System Metrics

As of version 2.6.4 Weave supports metrics, which are counters, gauges and histograms that can be used to monitor the performance of the Weave server.

The metrics can be published to one of four different metrics “databases”, Prometheus, InfluxDB, Datadog and JAMon, or not published at all (which removes the overhead of collecting the metrics if you don’t intend to use them).

 

Long Term Monitoring

Prometheus, InfluxDB and Datadog provide long term monitoring because they use a database and the metrics are stored in the database so they are not lost after a service or system restart.

These tools provide basic graphing, but are primarily for collecting the metrics over a long period; another tool would be used to display and monitor that information, for example Grafana https://grafana.com/. A basic dashboard for Grafana that uses Prometheus is available for import to Grafana from here.

Short Term Monitoring

JAMon does short term monitoring but not monitoring of your system over the long term. The monitoring is described as short term because once the Weave services are restarted, the metrics will be lost as they are cleared after a restart.

The JAMon metrics registry is for sites that don't have one of the proper metrics registries but want to be able to at least see what the metrics are doing.
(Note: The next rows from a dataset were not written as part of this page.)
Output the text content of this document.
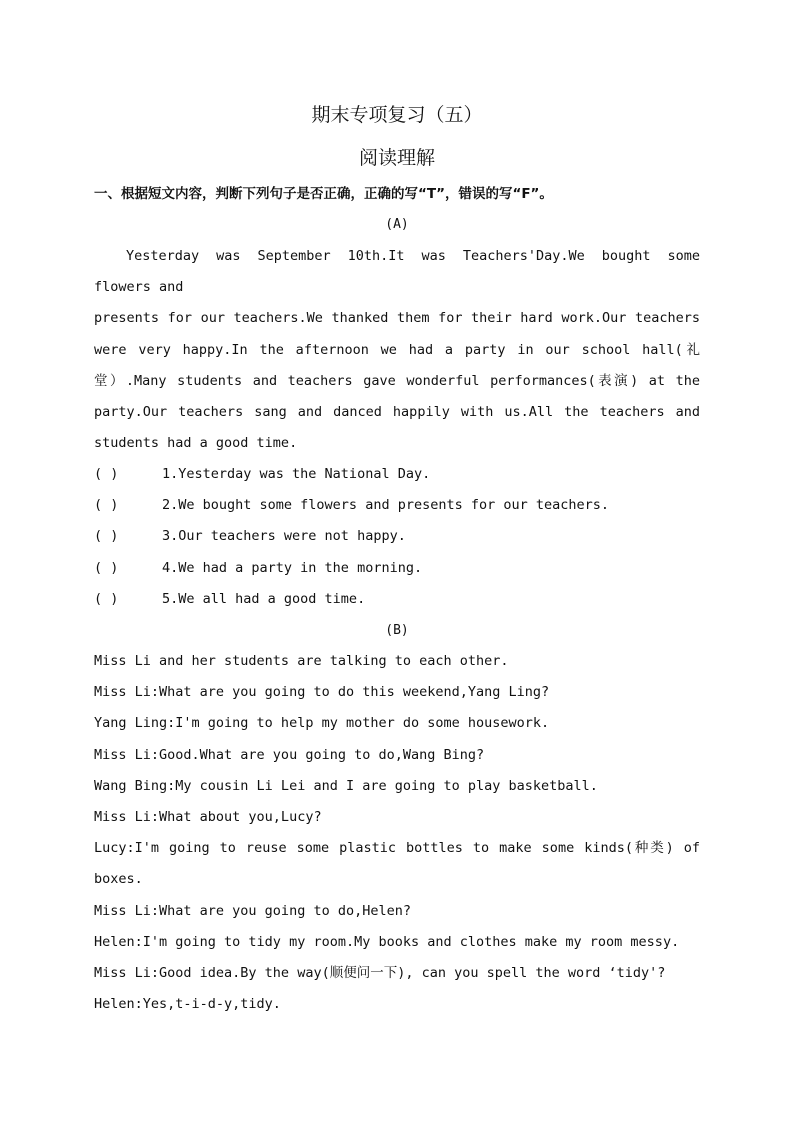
期末专项复习（五）
阅读理解
一、根据短文内容，判断下列句子是否正确，正确的写“T”，错误的写“F”。
(A)

Yesterday was September 10th.It was Teachers'Day.We bought some flowers and

presents for our teachers.We thanked them for their hard work.Our teachers were very happy.In the afternoon we had a party in our school hall(礼堂）.Many students and teachers gave wonderful performances(表演) at the party.Our teachers sang and danced happily with us.All the teachers and students had a good time.

( )	1.Yesterday was the National Day.
( )	2.We bought some flowers and presents for our teachers.
( )	3.Our teachers were not happy.
( )	4.We had a party in the morning.
( )	5.We all had a good time.
(B)
Miss Li and her students are talking to each other.
Miss Li:What are you going to do this weekend,Yang Ling?
Yang Ling:I'm going to help my mother do some housework.
Miss Li:Good.What are you going to do,Wang Bing?
Wang Bing:My cousin Li Lei and I are going to play basketball.
Miss Li:What about you,Lucy?
Lucy:I'm going to reuse some plastic bottles to make some kinds(种类) of boxes.
Miss Li:What are you going to do,Helen?
Helen:I'm going to tidy my room.My books and clothes make my room messy.
Miss Li:Good idea.By the way(顺便问一下), can you spell the word ‘tidy'?
Helen:Yes,t-i-d-y,tidy.
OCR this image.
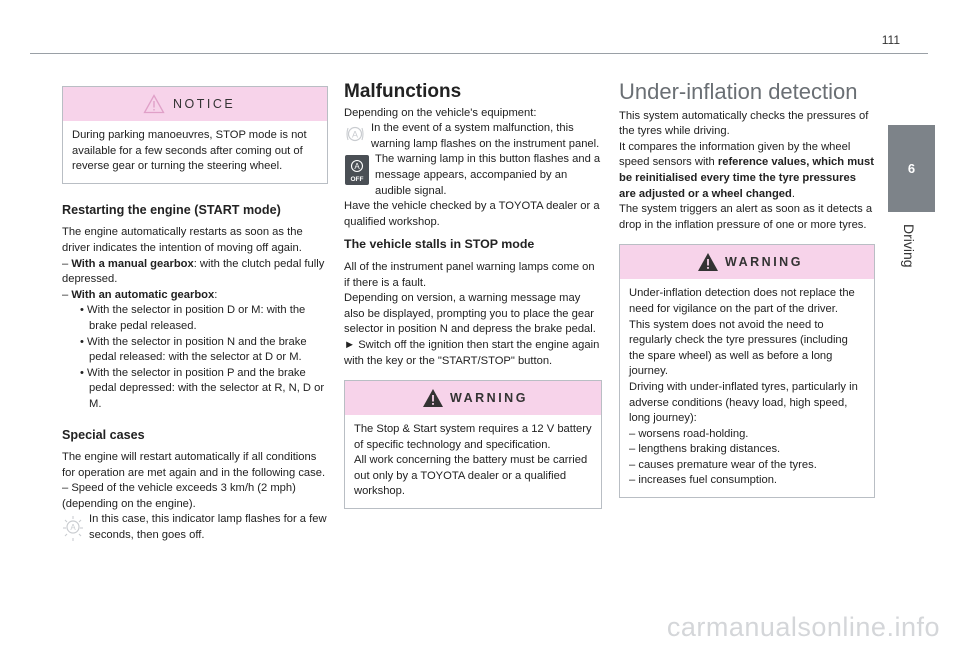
111
6
Driving
NOTICE
During parking manoeuvres, STOP mode is not available for a few seconds after coming out of reverse gear or turning the steering wheel.

Restarting the engine (START mode)

The engine automatically restarts as soon as the driver indicates the intention of moving off again.

– With a manual gearbox: with the clutch pedal fully depressed.

– With an automatic gearbox:

• With the selector in position D or M: with the brake pedal released.

• With the selector in position N and the brake pedal released: with the selector at D or M.

• With the selector in position P and the brake pedal depressed: with the selector at R, N, D or M.

Special cases

The engine will restart automatically if all conditions for operation are met again and in the following case.

– Speed of the vehicle exceeds 3 km/h (2 mph) (depending on the engine).

A

In this case, this indicator lamp flashes for a few seconds, then goes off.

Malfunctions

Depending on the vehicle's equipment:

A

In the event of a system malfunction, this warning lamp flashes on the instrument panel.

A
OFF

The warning lamp in this button flashes and a message appears, accompanied by an audible signal.

Have the vehicle checked by a TOYOTA dealer or a qualified workshop.

The vehicle stalls in STOP mode

All of the instrument panel warning lamps come on if there is a fault.

Depending on version, a warning message may also be displayed, prompting you to place the gear selector in position N and depress the brake pedal.

► Switch off the ignition then start the engine again with the key or the "START/STOP" button.

WARNING

The Stop & Start system requires a 12 V battery of specific technology and specification.

All work concerning the battery must be carried out only by a TOYOTA dealer or a qualified workshop.

Under-inflation detection

This system automatically checks the pressures of the tyres while driving.

It compares the information given by the wheel speed sensors with reference values, which must be reinitialised every time the tyre pressures are adjusted or a wheel changed.

The system triggers an alert as soon as it detects a drop in the inflation pressure of one or more tyres.

WARNING

Under-inflation detection does not replace the need for vigilance on the part of the driver.

This system does not avoid the need to regularly check the tyre pressures (including the spare wheel) as well as before a long journey.

Driving with under-inflated tyres, particularly in adverse conditions (heavy load, high speed, long journey):

– worsens road-holding.

– lengthens braking distances.

– causes premature wear of the tyres.

– increases fuel consumption.

carmanualsonline.info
If you want to make use the metrics to their full potential, you should use one of the other registries.

Installation

If you perform an upgrade to 2.6.4 from a previous 2.6 release then the metrics will not be installed.

You need to perform a clean install of 2.6.4 and choose to install one of the metrics database providers during installation from the available Extensions, or, after you upgrade to 2.6.4 re-run the 2.6.4 installer (not the updater), uncheck the Main Components and then choose the metrics database provider you wish to utilise from the available Extensions.

There may be an issue with the installer and you should also click on the System Metrics check box to ensure all the components are installed.

That is you should make sure that the System Metrics box has a check mark and not a green square before continuing, otherwise the required metrics plugins will not be installed.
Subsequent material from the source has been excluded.